6.3 The taxi problem (comparing estimators)

Finally, we will see a case in which we want to compare two different estimators. Imagine that a person is walking through the streets of a city and notices the following numbers of 5 taxis that pass by: 34,100,65,81,120. Can he/she make an intelligent guess at the number of taxis in the city?: Is a problem of statistical inference where population is collection of taxis driven in city and one wishes to know unknown number of taxis \(N\).

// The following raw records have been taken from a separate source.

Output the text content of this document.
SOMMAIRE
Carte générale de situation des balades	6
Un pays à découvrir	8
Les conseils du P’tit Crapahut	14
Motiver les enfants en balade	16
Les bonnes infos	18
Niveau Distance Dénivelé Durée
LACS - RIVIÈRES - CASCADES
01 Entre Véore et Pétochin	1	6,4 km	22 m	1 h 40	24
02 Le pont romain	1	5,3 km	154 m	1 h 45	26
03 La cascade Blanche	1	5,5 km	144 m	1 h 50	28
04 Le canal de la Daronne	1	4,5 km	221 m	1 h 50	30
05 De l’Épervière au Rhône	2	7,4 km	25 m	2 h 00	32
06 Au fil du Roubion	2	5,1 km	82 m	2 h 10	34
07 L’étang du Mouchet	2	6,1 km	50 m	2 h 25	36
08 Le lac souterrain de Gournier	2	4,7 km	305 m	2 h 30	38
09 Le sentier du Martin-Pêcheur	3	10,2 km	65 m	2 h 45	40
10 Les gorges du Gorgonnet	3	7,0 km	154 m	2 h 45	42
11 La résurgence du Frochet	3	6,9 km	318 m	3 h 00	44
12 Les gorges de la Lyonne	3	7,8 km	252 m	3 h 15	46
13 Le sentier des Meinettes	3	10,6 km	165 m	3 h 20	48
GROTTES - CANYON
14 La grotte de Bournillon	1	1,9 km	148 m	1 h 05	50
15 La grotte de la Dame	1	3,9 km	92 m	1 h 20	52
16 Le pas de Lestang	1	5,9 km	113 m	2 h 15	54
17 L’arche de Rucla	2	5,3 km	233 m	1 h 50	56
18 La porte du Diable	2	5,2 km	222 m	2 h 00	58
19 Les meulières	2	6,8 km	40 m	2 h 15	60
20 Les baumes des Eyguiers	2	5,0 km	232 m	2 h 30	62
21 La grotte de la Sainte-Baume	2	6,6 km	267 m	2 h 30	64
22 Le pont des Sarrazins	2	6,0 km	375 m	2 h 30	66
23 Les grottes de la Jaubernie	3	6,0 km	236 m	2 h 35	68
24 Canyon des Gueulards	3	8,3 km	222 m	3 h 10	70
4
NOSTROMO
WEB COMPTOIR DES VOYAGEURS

Assume taxis are numbered from \(1\) to \(N\), each equally likely to be observed and consider two possible estimates:

  1. The largest taxi number observed
  2. Twice the sample mean.

Which is a better estimator of the number of taxis \(N\)? We will compare these two estimators using a Monte Carlo Simulation:

  1. Simulate taxi numbers from a uniform distribution with a known number of taxis \(N\) and compute the two estimates.
  2. Repeat many times and obtain two empirical sampling distributions.
  3. Then we can compare the two estimators by examining various properties of their respective sampling distributions

The taxi() function will implement a single simulation. We have two arguments:

  1. The actual number of taxis N.
  2. The sample size n.
taxi = function(N, n){
  y = sample(N, size=n, replace=TRUE)
  estimate1 = max(y)
  estimate2 = 2 * mean(y)
  c(estimate1=estimate1, estimate2=estimate2)
}

The sample() function simulates the observed taxi numbers and values of the two estimates are stored in variables estimate1 and estimate2. Let’s say actual number of taxis in city is 100 and we observe numbers of n=5 taxis.

set.seed(2021)
taxi(100, 5)
## estimate1 estimate2 
##      58.0      64.4

We get values estimate1=58 and estimate2=64.4

Let’s simulate sampling process 1000 times. We are going to create a matrix with two rows (estimate1 and estimate2), and 1000 columns. This colums will hold the estimated values of estimate1 and estimate2 for 1000 simulated experiments.

set.seed(2021)
EST = replicate(1000, taxi(100, 5))

Here we are looking for “unbiasedness,” which means that the average value of the estimator must be equal to the parameter. We know that the number of taxis is 100. So we can calculate the mean standard error for our estimators as follows:

c(mean(EST["estimate1", ]) -100, sd(EST["estimate1", ]) / sqrt(1000))
## [1] -15.7170000   0.4511901
c(mean(EST["estimate2", ]) -100, sd(EST["estimate2", ]) / sqrt(1000))
## [1] 1.4248000 0.8360629

Seems that estimate2 is “less biased,” but we can also compare them with respect to the mean distance from the parameter N (mean absolute error). Now, we are going to compute the mean absolute error and draw a boxplot:

absolute.error = abs(EST - 100)
boxplot(t(absolute.error))

In this case, seems that estimate1 has smaller estimation errors. We can also find the sample mean of the absolute errors and its standard error:

c(mean(absolute.error["estimate1", ]), sd(absolute.error["estimate1", ]) / sqrt(1000))
## [1] 15.7170000  0.4511901
c(mean(absolute.error["estimate2", ]), sd(absolute.error["estimate2", ]) / sqrt(1000))
## [1] 21.463200  0.489799

Again, the estimate1 looks better than the estimate2.